Height: 5 ft 6 in
Born: January 12, 1869
Died: May 5, 1942
Birthplace: West Kirby, England
Before America’s Bobby Jones, we had England’s Harold Horsfall Hilton. Like Jones, Hilton competed against and often beat the best professionals of the time. Hilton was born in West Kirby, England in 1869. He won both the U.S. Amateur (becoming the first foreign born player to do so) and the British Amateur titles in 1911, becoming only the second player to accomplish the feat. Hilton won three other British Amateur championships.
More impressively, Hilton won the professional British Open, “the Open Championship” twice. Hilton won in 1892 at Muirfield and again, five years later at Royal Liverpool.

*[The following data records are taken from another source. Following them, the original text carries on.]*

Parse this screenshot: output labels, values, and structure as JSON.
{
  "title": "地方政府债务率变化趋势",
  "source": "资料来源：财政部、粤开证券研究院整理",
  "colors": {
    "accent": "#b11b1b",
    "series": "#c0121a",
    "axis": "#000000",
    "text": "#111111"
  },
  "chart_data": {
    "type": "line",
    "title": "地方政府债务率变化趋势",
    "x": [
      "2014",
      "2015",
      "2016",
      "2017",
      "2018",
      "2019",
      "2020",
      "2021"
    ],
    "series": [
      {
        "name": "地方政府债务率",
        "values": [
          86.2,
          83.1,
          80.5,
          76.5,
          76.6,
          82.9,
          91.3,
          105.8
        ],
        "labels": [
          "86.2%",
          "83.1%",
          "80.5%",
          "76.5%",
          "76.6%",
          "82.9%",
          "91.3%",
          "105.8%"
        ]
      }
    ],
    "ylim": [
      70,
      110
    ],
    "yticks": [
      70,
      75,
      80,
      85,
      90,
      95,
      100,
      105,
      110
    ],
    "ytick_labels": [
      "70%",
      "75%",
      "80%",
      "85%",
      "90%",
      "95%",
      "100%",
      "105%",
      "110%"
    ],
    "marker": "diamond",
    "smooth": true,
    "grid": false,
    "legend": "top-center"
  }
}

Hilton’s passion for the game extended beyond playing. He helped design Ferndown Golf Club in Dorset, a course which hosted Open Championship qualifying over the years. He also wrote about the game and served as editor for both Golf Illustrated and Golf Monthly.
In 1978, the World Golf Hall of Fame inducted Hilton into their shrine – more than 35 years after his death.
In that 1911 U.S. Amateur win, Hilton hit a golf shot on the 37th hole (first play-off hole in a 36-hole match play) that was still talked about decades later. Hilton pushed a three-wood and the golf ball was headed into a waste area to the right of the green. The ball struck a rock and ricocheted onto the green. His stunned opponent, Fred Herreshoff, mishit his next shot and made bogey. The unlikely turn of events allowed Hilton to become the first foreign born player to win the U.S. Amateur. Legendary sports writer Herbert Warren Wind called it, “the most discussed single shot ever played in an American tournament.”